La auxiliar de vuelo levantó una tarjeta plastificada cerca de la puerta de la cabina de los pilotos. Incluso desde doce filas de distancia, reconocí las alas desiguales y las ventanas flotantes que Mike siempre dibujaba.

—Esto les recuerda a nuestras tripulaciones —dijo el capitán— que la esperanza muchas veces comienza antes de que el avión despegue.

La auxiliar de vuelo caminó hacia nosotros sosteniendo una fotografía.

En ella aparecía un tablón de anuncios del hospital cubierto con cientos de tarjetas de embarque hechas a mano. Debajo de ellas había niños con pijamas y mascarillas hospitalarias.

En el centro estaba Nolan, sosteniendo el billete a la Luna que Mike había dibujado para él.

—Las tarjetas de embarque que tienen hoy en sus manos fueron creadas en honor a Mike —anunció el capitán—. Esta es la primera vez que cada pasajero de uno de nuestros vuelos recibe una.

A nuestro alrededor, desconocidos apretaban sus tarjetas contra el corazón.

Un hombre al otro lado del pasillo se secaba las lágrimas del rostro. Un adolescente detrás de nosotros lloraba abiertamente. Una mujer mayor presionó su tarjeta de embarque contra los labios.

Mike parecía preocupado.

—¿He puesto tristes a todos?

Stella se giró hacia él.

—No, cariño.

—Entonces, ¿por qué están llorando?

Intenté responder, pero no me salían las palabras.

El capitán respondió por nosotros.

—A veces las personas lloran cuando descubren que el mundo es más bondadoso de lo que pensaban.

Entonces añadió:

—Mike, quizá creas que hoy es tu primer vuelo, pero llevas mucho tiempo ayudando a otros niños a volar lejos del miedo.

Los aplausos comenzaron suavemente en la parte trasera del avión. Se extendieron poco a poco por la cabina, fila tras fila.

Mike levantó la mano y saludó.

Casi doscientos pasajeros le devolvieron el saludo.

Disneyland fue todo lo que él había soñado. Conoció a sus personajes favoritos, subió a todas las atracciones que sus fuerzas le permitieron y vio los fuegos artificiales sentado sobre mis hombros.
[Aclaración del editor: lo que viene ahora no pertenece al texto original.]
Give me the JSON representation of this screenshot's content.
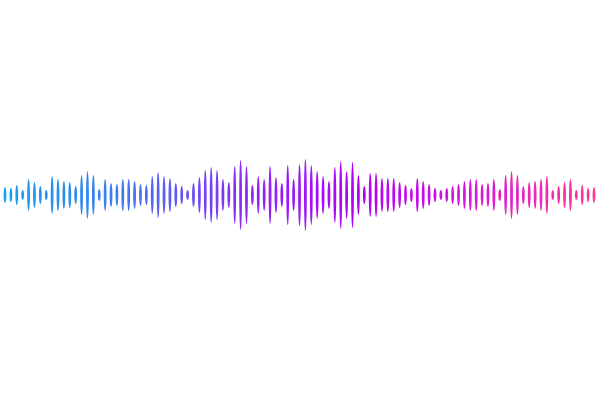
{
  "waveform": {
    "gradient_colors": [
      "#12a4f2",
      "#3f7bf0",
      "#8a2cf5",
      "#b300f5",
      "#d81ad8",
      "#ff3b8f"
    ],
    "background": "#ffffff",
    "amplitudes": [
      8,
      7,
      10,
      5,
      16,
      13,
      9,
      5,
      19,
      16,
      14,
      13,
      9,
      20,
      24,
      20,
      6,
      16,
      12,
      11,
      16,
      16,
      14,
      11,
      10,
      19,
      23,
      19,
      17,
      12,
      9,
      5,
      12,
      18,
      25,
      28,
      25,
      16,
      13,
      29,
      35,
      29,
      10,
      19,
      16,
      29,
      18,
      12,
      30,
      16,
      31,
      36,
      30,
      24,
      19,
      14,
      28,
      34,
      24,
      33,
      20,
      9,
      22,
      22,
      17,
      17,
      17,
      13,
      10,
      7,
      17,
      14,
      11,
      7,
      5,
      7,
      9,
      11,
      14,
      16,
      16,
      11,
      12,
      16,
      6,
      20,
      24,
      20,
      9,
      13,
      14,
      16,
      19,
      5,
      9,
      13,
      16,
      5,
      10,
      7,
      8
    ]
  }
}
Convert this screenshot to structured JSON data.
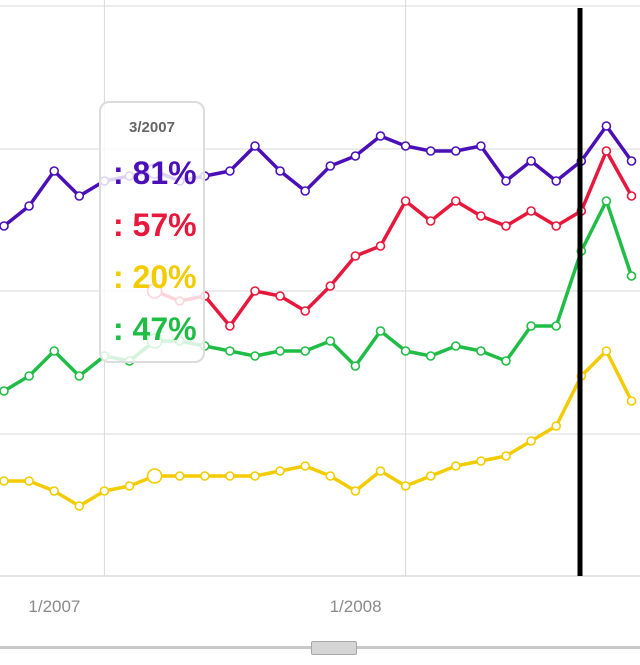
{
  "chart_data": {
    "type": "line",
    "x_axis": {
      "tick_labels": [
        "1/2007",
        "1/2008"
      ]
    },
    "ylim": [
      0,
      100
    ],
    "grid": true,
    "x": [
      "9/2006",
      "10/2006",
      "11/2006",
      "12/2006",
      "1/2007",
      "2/2007",
      "3/2007",
      "4/2007",
      "5/2007",
      "6/2007",
      "7/2007",
      "8/2007",
      "9/2007",
      "10/2007",
      "11/2007",
      "12/2007",
      "1/2008",
      "2/2008",
      "3/2008",
      "4/2008",
      "5/2008",
      "6/2008",
      "7/2008",
      "8/2008",
      "9/2008",
      "10/2008"
    ],
    "series": [
      {
        "color": "#4b0fb8",
        "values": [
          70,
          74,
          81,
          76,
          79,
          80,
          81,
          79,
          80,
          81,
          86,
          81,
          77,
          82,
          84,
          88,
          86,
          85,
          85,
          86,
          79,
          83,
          79,
          83,
          90,
          83
        ]
      },
      {
        "color": "#e8173c",
        "values": null,
        "partial": [
          {
            "x": "3/2007",
            "y": 57
          },
          {
            "x": "4/2007",
            "y": 55
          },
          {
            "x": "5/2007",
            "y": 56
          },
          {
            "x": "6/2007",
            "y": 50
          },
          {
            "x": "7/2007",
            "y": 57
          },
          {
            "x": "8/2007",
            "y": 56
          },
          {
            "x": "9/2007",
            "y": 53
          },
          {
            "x": "10/2007",
            "y": 58
          },
          {
            "x": "11/2007",
            "y": 64
          },
          {
            "x": "12/2007",
            "y": 66
          },
          {
            "x": "1/2008",
            "y": 75
          },
          {
            "x": "2/2008",
            "y": 71
          },
          {
            "x": "3/2008",
            "y": 75
          },
          {
            "x": "4/2008",
            "y": 72
          },
          {
            "x": "5/2008",
            "y": 70
          },
          {
            "x": "6/2008",
            "y": 73
          },
          {
            "x": "7/2008",
            "y": 70
          },
          {
            "x": "8/2008",
            "y": 73
          },
          {
            "x": "9/2008",
            "y": 85
          },
          {
            "x": "10/2008",
            "y": 76
          }
        ]
      },
      {
        "color": "#f2cc00",
        "values": [
          19,
          19,
          17,
          14,
          17,
          18,
          20,
          20,
          20,
          20,
          20,
          21,
          22,
          20,
          17,
          21,
          18,
          20,
          22,
          23,
          24,
          27,
          30,
          40,
          45,
          35
        ]
      },
      {
        "color": "#1fbd45",
        "values": [
          37,
          40,
          45,
          40,
          44,
          43,
          47,
          47,
          46,
          45,
          44,
          45,
          45,
          47,
          42,
          49,
          45,
          44,
          46,
          45,
          43,
          50,
          50,
          65,
          75,
          60
        ]
      }
    ],
    "highlight": {
      "date": "3/2007",
      "values": [
        "81%",
        "57%",
        "20%",
        "47%"
      ]
    }
  },
  "tooltip": {
    "date": "3/2007",
    "rows": [
      {
        "text": ": 81%",
        "color": "#4b0fb8"
      },
      {
        "text": ": 57%",
        "color": "#e8173c"
      },
      {
        "text": ": 20%",
        "color": "#f2cc00"
      },
      {
        "text": ": 47%",
        "color": "#1fbd45"
      }
    ]
  }
}
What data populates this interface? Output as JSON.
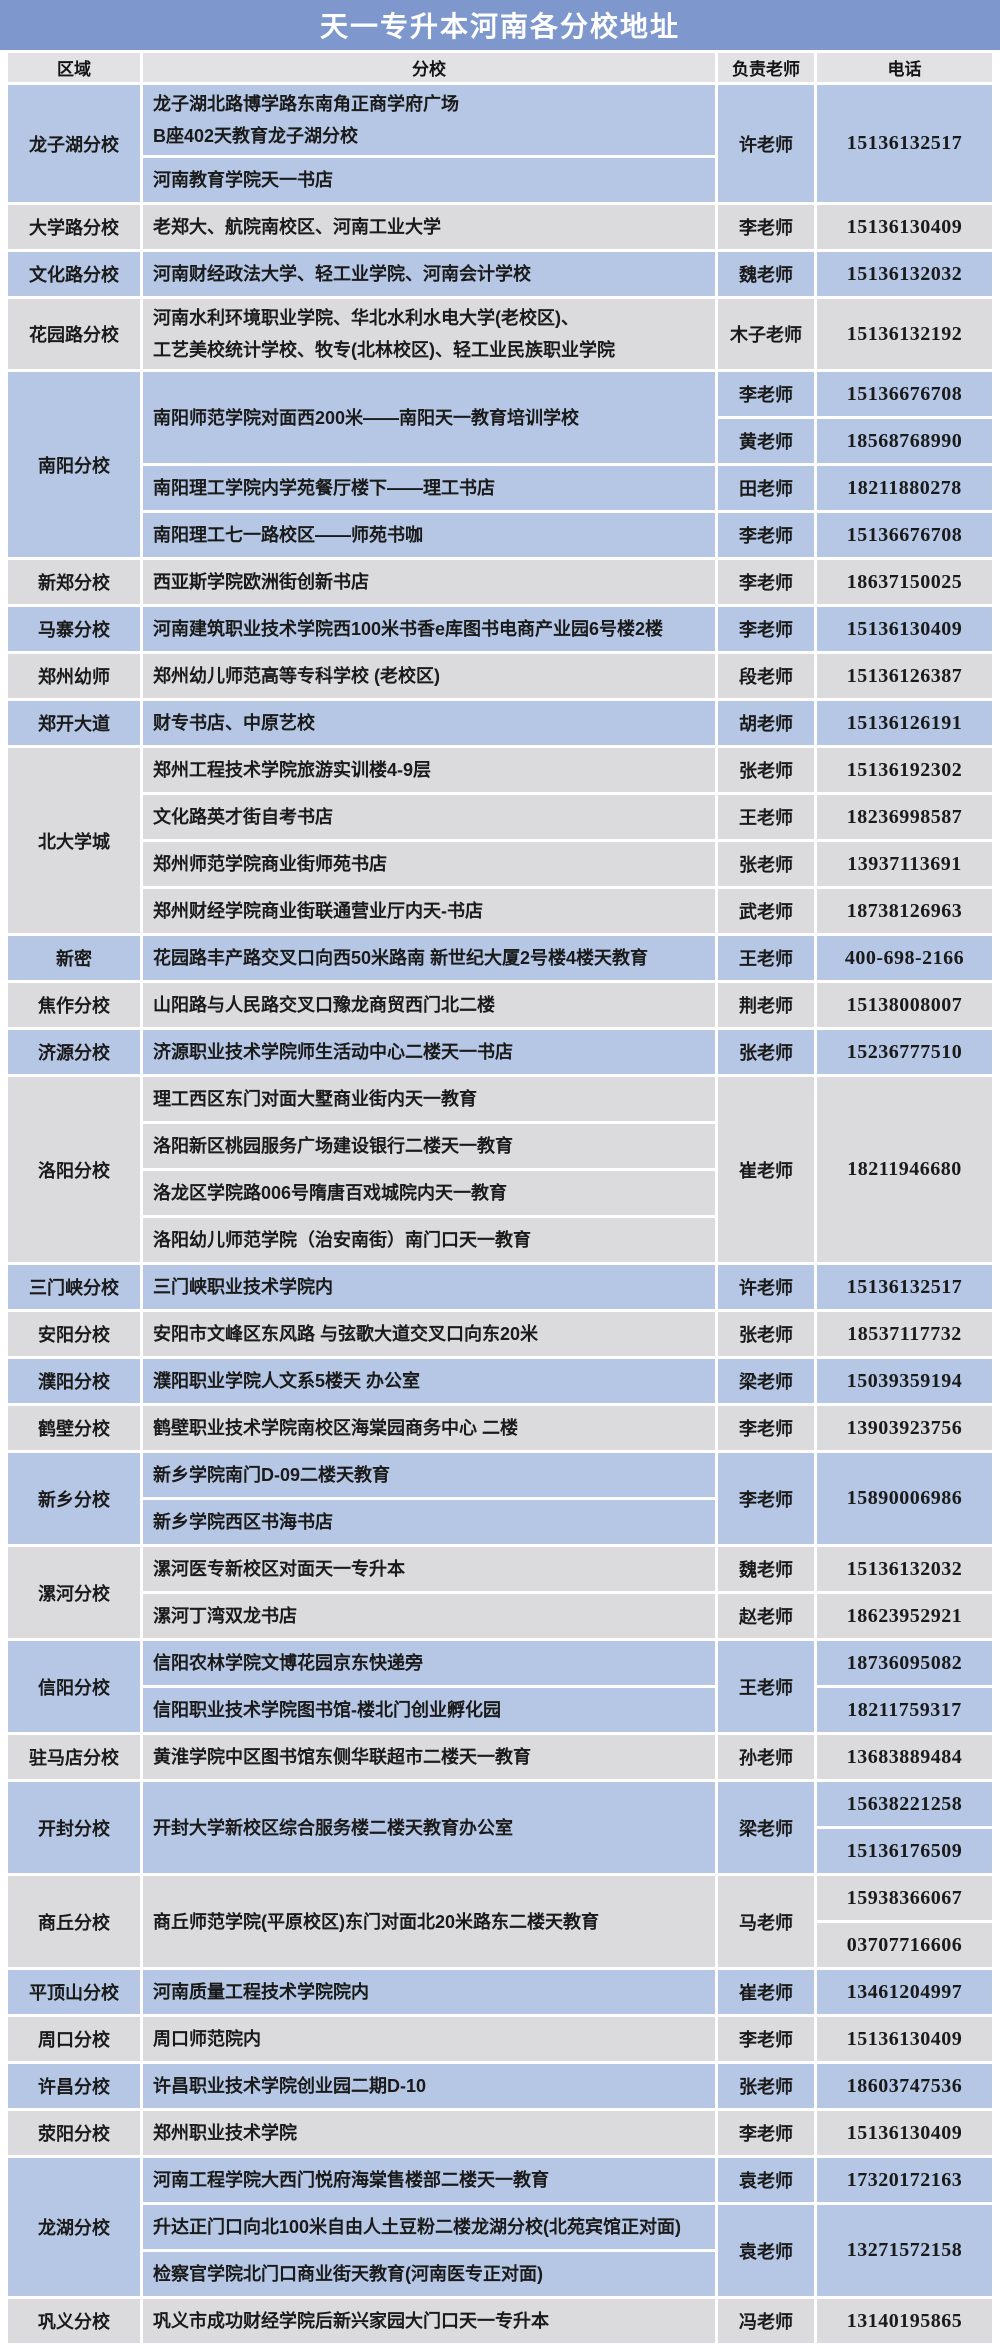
{
  "title": "天一专升本河南各分校地址",
  "columns": {
    "region": "区域",
    "branch": "分校",
    "teacher": "负责老师",
    "phone": "电话"
  },
  "colors": {
    "title_bar_bg": "#7e98cd",
    "title_text": "#ffffff",
    "header_bg": "#e2e2e5",
    "row_blue": "#b5c7e5",
    "row_gray": "#dbdbde",
    "grid_lines": "#ffffff",
    "body_text": "#1a1a1a"
  },
  "groups": [
    {
      "region": "龙子湖分校",
      "tone": "blue",
      "rows": [
        {
          "branch": {
            "text": "龙子湖北路博学路东南角正商学府广场\nB座402天教育龙子湖分校",
            "span": 1
          },
          "teacher": {
            "text": "许老师",
            "span": 2
          },
          "phone": {
            "text": "15136132517",
            "span": 2
          }
        },
        {
          "branch": {
            "text": "河南教育学院天一书店",
            "span": 1
          }
        }
      ]
    },
    {
      "region": "大学路分校",
      "tone": "gray",
      "rows": [
        {
          "branch": {
            "text": "老郑大、航院南校区、河南工业大学",
            "span": 1
          },
          "teacher": {
            "text": "李老师",
            "span": 1
          },
          "phone": {
            "text": "15136130409",
            "span": 1
          }
        }
      ]
    },
    {
      "region": "文化路分校",
      "tone": "blue",
      "rows": [
        {
          "branch": {
            "text": "河南财经政法大学、轻工业学院、河南会计学校",
            "span": 1
          },
          "teacher": {
            "text": "魏老师",
            "span": 1
          },
          "phone": {
            "text": "15136132032",
            "span": 1
          }
        }
      ]
    },
    {
      "region": "花园路分校",
      "tone": "gray",
      "rows": [
        {
          "branch": {
            "text": "河南水利环境职业学院、华北水利水电大学(老校区)、\n工艺美校统计学校、牧专(北林校区)、轻工业民族职业学院",
            "span": 1
          },
          "teacher": {
            "text": "木子老师",
            "span": 1
          },
          "phone": {
            "text": "15136132192",
            "span": 1
          }
        }
      ]
    },
    {
      "region": "南阳分校",
      "tone": "blue",
      "rows": [
        {
          "branch": {
            "text": "南阳师范学院对面西200米——南阳天一教育培训学校",
            "span": 2
          },
          "teacher": {
            "text": "李老师",
            "span": 1
          },
          "phone": {
            "text": "15136676708",
            "span": 1
          }
        },
        {
          "teacher": {
            "text": "黄老师",
            "span": 1
          },
          "phone": {
            "text": "18568768990",
            "span": 1
          }
        },
        {
          "branch": {
            "text": "南阳理工学院内学苑餐厅楼下——理工书店",
            "span": 1
          },
          "teacher": {
            "text": "田老师",
            "span": 1
          },
          "phone": {
            "text": "18211880278",
            "span": 1
          }
        },
        {
          "branch": {
            "text": "南阳理工七一路校区——师苑书咖",
            "span": 1
          },
          "teacher": {
            "text": "李老师",
            "span": 1
          },
          "phone": {
            "text": "15136676708",
            "span": 1
          }
        }
      ]
    },
    {
      "region": "新郑分校",
      "tone": "gray",
      "rows": [
        {
          "branch": {
            "text": "西亚斯学院欧洲街创新书店",
            "span": 1
          },
          "teacher": {
            "text": "李老师",
            "span": 1
          },
          "phone": {
            "text": "18637150025",
            "span": 1
          }
        }
      ]
    },
    {
      "region": "马寨分校",
      "tone": "blue",
      "rows": [
        {
          "branch": {
            "text": "河南建筑职业技术学院西100米书香e库图书电商产业园6号楼2楼",
            "span": 1
          },
          "teacher": {
            "text": "李老师",
            "span": 1
          },
          "phone": {
            "text": "15136130409",
            "span": 1
          }
        }
      ]
    },
    {
      "region": "郑州幼师",
      "tone": "gray",
      "rows": [
        {
          "branch": {
            "text": "郑州幼儿师范高等专科学校 (老校区)",
            "span": 1
          },
          "teacher": {
            "text": "段老师",
            "span": 1
          },
          "phone": {
            "text": "15136126387",
            "span": 1
          }
        }
      ]
    },
    {
      "region": "郑开大道",
      "tone": "blue",
      "rows": [
        {
          "branch": {
            "text": "财专书店、中原艺校",
            "span": 1
          },
          "teacher": {
            "text": "胡老师",
            "span": 1
          },
          "phone": {
            "text": "15136126191",
            "span": 1
          }
        }
      ]
    },
    {
      "region": "北大学城",
      "tone": "gray",
      "rows": [
        {
          "branch": {
            "text": "郑州工程技术学院旅游实训楼4-9层",
            "span": 1
          },
          "teacher": {
            "text": "张老师",
            "span": 1
          },
          "phone": {
            "text": "15136192302",
            "span": 1
          }
        },
        {
          "branch": {
            "text": "文化路英才街自考书店",
            "span": 1
          },
          "teacher": {
            "text": "王老师",
            "span": 1
          },
          "phone": {
            "text": "18236998587",
            "span": 1
          }
        },
        {
          "branch": {
            "text": "郑州师范学院商业街师苑书店",
            "span": 1
          },
          "teacher": {
            "text": "张老师",
            "span": 1
          },
          "phone": {
            "text": "13937113691",
            "span": 1
          }
        },
        {
          "branch": {
            "text": "郑州财经学院商业街联通营业厅内天-书店",
            "span": 1
          },
          "teacher": {
            "text": "武老师",
            "span": 1
          },
          "phone": {
            "text": "18738126963",
            "span": 1
          }
        }
      ]
    },
    {
      "region": "新密",
      "tone": "blue",
      "rows": [
        {
          "branch": {
            "text": "花园路丰产路交叉口向西50米路南 新世纪大厦2号楼4楼天教育",
            "span": 1
          },
          "teacher": {
            "text": "王老师",
            "span": 1
          },
          "phone": {
            "text": "400-698-2166",
            "span": 1
          }
        }
      ]
    },
    {
      "region": "焦作分校",
      "tone": "gray",
      "rows": [
        {
          "branch": {
            "text": "山阳路与人民路交叉口豫龙商贸西门北二楼",
            "span": 1
          },
          "teacher": {
            "text": "荆老师",
            "span": 1
          },
          "phone": {
            "text": "15138008007",
            "span": 1
          }
        }
      ]
    },
    {
      "region": "济源分校",
      "tone": "blue",
      "rows": [
        {
          "branch": {
            "text": "济源职业技术学院师生活动中心二楼天一书店",
            "span": 1
          },
          "teacher": {
            "text": "张老师",
            "span": 1
          },
          "phone": {
            "text": "15236777510",
            "span": 1
          }
        }
      ]
    },
    {
      "region": "洛阳分校",
      "tone": "gray",
      "rows": [
        {
          "branch": {
            "text": "理工西区东门对面大墅商业街内天一教育",
            "span": 1
          },
          "teacher": {
            "text": "崔老师",
            "span": 4
          },
          "phone": {
            "text": "18211946680",
            "span": 4
          }
        },
        {
          "branch": {
            "text": "洛阳新区桃园服务广场建设银行二楼天一教育",
            "span": 1
          }
        },
        {
          "branch": {
            "text": "洛龙区学院路006号隋唐百戏城院内天一教育",
            "span": 1
          }
        },
        {
          "branch": {
            "text": "洛阳幼儿师范学院（治安南街）南门口天一教育",
            "span": 1
          }
        }
      ]
    },
    {
      "region": "三门峡分校",
      "tone": "blue",
      "rows": [
        {
          "branch": {
            "text": "三门峡职业技术学院内",
            "span": 1
          },
          "teacher": {
            "text": "许老师",
            "span": 1
          },
          "phone": {
            "text": "15136132517",
            "span": 1
          }
        }
      ]
    },
    {
      "region": "安阳分校",
      "tone": "gray",
      "rows": [
        {
          "branch": {
            "text": "安阳市文峰区东风路 与弦歌大道交叉口向东20米",
            "span": 1
          },
          "teacher": {
            "text": "张老师",
            "span": 1
          },
          "phone": {
            "text": "18537117732",
            "span": 1
          }
        }
      ]
    },
    {
      "region": "濮阳分校",
      "tone": "blue",
      "rows": [
        {
          "branch": {
            "text": "濮阳职业学院人文系5楼天 办公室",
            "span": 1
          },
          "teacher": {
            "text": "梁老师",
            "span": 1
          },
          "phone": {
            "text": "15039359194",
            "span": 1
          }
        }
      ]
    },
    {
      "region": "鹤壁分校",
      "tone": "gray",
      "rows": [
        {
          "branch": {
            "text": "鹤壁职业技术学院南校区海棠园商务中心 二楼",
            "span": 1
          },
          "teacher": {
            "text": "李老师",
            "span": 1
          },
          "phone": {
            "text": "13903923756",
            "span": 1
          }
        }
      ]
    },
    {
      "region": "新乡分校",
      "tone": "blue",
      "rows": [
        {
          "branch": {
            "text": "新乡学院南门D-09二楼天教育",
            "span": 1
          },
          "teacher": {
            "text": "李老师",
            "span": 2
          },
          "phone": {
            "text": "15890006986",
            "span": 2
          }
        },
        {
          "branch": {
            "text": "新乡学院西区书海书店",
            "span": 1
          }
        }
      ]
    },
    {
      "region": "漯河分校",
      "tone": "gray",
      "rows": [
        {
          "branch": {
            "text": "漯河医专新校区对面天一专升本",
            "span": 1
          },
          "teacher": {
            "text": "魏老师",
            "span": 1
          },
          "phone": {
            "text": "15136132032",
            "span": 1
          }
        },
        {
          "branch": {
            "text": "漯河丁湾双龙书店",
            "span": 1
          },
          "teacher": {
            "text": "赵老师",
            "span": 1
          },
          "phone": {
            "text": "18623952921",
            "span": 1
          }
        }
      ]
    },
    {
      "region": "信阳分校",
      "tone": "blue",
      "rows": [
        {
          "branch": {
            "text": "信阳农林学院文博花园京东快递旁",
            "span": 1
          },
          "teacher": {
            "text": "王老师",
            "span": 2
          },
          "phone": {
            "text": "18736095082",
            "span": 1
          }
        },
        {
          "branch": {
            "text": "信阳职业技术学院图书馆-楼北门创业孵化园",
            "span": 1
          },
          "phone": {
            "text": "18211759317",
            "span": 1
          }
        }
      ]
    },
    {
      "region": "驻马店分校",
      "tone": "gray",
      "rows": [
        {
          "branch": {
            "text": "黄淮学院中区图书馆东侧华联超市二楼天一教育",
            "span": 1
          },
          "teacher": {
            "text": "孙老师",
            "span": 1
          },
          "phone": {
            "text": "13683889484",
            "span": 1
          }
        }
      ]
    },
    {
      "region": "开封分校",
      "tone": "blue",
      "rows": [
        {
          "branch": {
            "text": "开封大学新校区综合服务楼二楼天教育办公室",
            "span": 2
          },
          "teacher": {
            "text": "梁老师",
            "span": 2
          },
          "phone": {
            "text": "15638221258",
            "span": 1
          }
        },
        {
          "phone": {
            "text": "15136176509",
            "span": 1
          }
        }
      ]
    },
    {
      "region": "商丘分校",
      "tone": "gray",
      "rows": [
        {
          "branch": {
            "text": "商丘师范学院(平原校区)东门对面北20米路东二楼天教育",
            "span": 2
          },
          "teacher": {
            "text": "马老师",
            "span": 2
          },
          "phone": {
            "text": "15938366067",
            "span": 1
          }
        },
        {
          "phone": {
            "text": "03707716606",
            "span": 1
          }
        }
      ]
    },
    {
      "region": "平顶山分校",
      "tone": "blue",
      "rows": [
        {
          "branch": {
            "text": "河南质量工程技术学院院内",
            "span": 1
          },
          "teacher": {
            "text": "崔老师",
            "span": 1
          },
          "phone": {
            "text": "13461204997",
            "span": 1
          }
        }
      ]
    },
    {
      "region": "周口分校",
      "tone": "gray",
      "rows": [
        {
          "branch": {
            "text": "周口师范院内",
            "span": 1
          },
          "teacher": {
            "text": "李老师",
            "span": 1
          },
          "phone": {
            "text": "15136130409",
            "span": 1
          }
        }
      ]
    },
    {
      "region": "许昌分校",
      "tone": "blue",
      "rows": [
        {
          "branch": {
            "text": "许昌职业技术学院创业园二期D-10",
            "span": 1
          },
          "teacher": {
            "text": "张老师",
            "span": 1
          },
          "phone": {
            "text": "18603747536",
            "span": 1
          }
        }
      ]
    },
    {
      "region": "荥阳分校",
      "tone": "gray",
      "rows": [
        {
          "branch": {
            "text": "郑州职业技术学院",
            "span": 1
          },
          "teacher": {
            "text": "李老师",
            "span": 1
          },
          "phone": {
            "text": "15136130409",
            "span": 1
          }
        }
      ]
    },
    {
      "region": "龙湖分校",
      "tone": "blue",
      "rows": [
        {
          "branch": {
            "text": "河南工程学院大西门悦府海棠售楼部二楼天一教育",
            "span": 1
          },
          "teacher": {
            "text": "袁老师",
            "span": 1
          },
          "phone": {
            "text": "17320172163",
            "span": 1
          }
        },
        {
          "branch": {
            "text": "升达正门口向北100米自由人土豆粉二楼龙湖分校(北苑宾馆正对面)",
            "span": 1
          },
          "teacher": {
            "text": "袁老师",
            "span": 2
          },
          "phone": {
            "text": "13271572158",
            "span": 2
          }
        },
        {
          "branch": {
            "text": "检察官学院北门口商业街天教育(河南医专正对面)",
            "span": 1
          }
        }
      ]
    },
    {
      "region": "巩义分校",
      "tone": "gray",
      "rows": [
        {
          "branch": {
            "text": "巩义市成功财经学院后新兴家园大门口天一专升本",
            "span": 1
          },
          "teacher": {
            "text": "冯老师",
            "span": 1
          },
          "phone": {
            "text": "13140195865",
            "span": 1
          }
        }
      ]
    }
  ]
}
Durante tres días, se rio más de lo que lo había hecho en meses.

Seis meses después, Mike murió tranquilamente en casa.

En su última tarde, la nieve cubría el patio trasero y suavizaba los contornos de la portería de fútbol abandonada. Me senté junto a su cama sosteniendo la tarjeta de embarque original que había hecho para Nolan.

Su respiración se había vuelto muy débil.

Coloqué el papel doblado en su mano.

—¿Adónde vas ahora, campeón? —susurré.

Mike abrió los ojos lo suficiente para mirarme.

—A un lugar mejor —dijo.

Después cerró los dedos alrededor del billete.

El primer vuelo real de mi hijo terminó en California.

Pero el vuelo que creó para innumerables niños asustados todavía sigue despegando.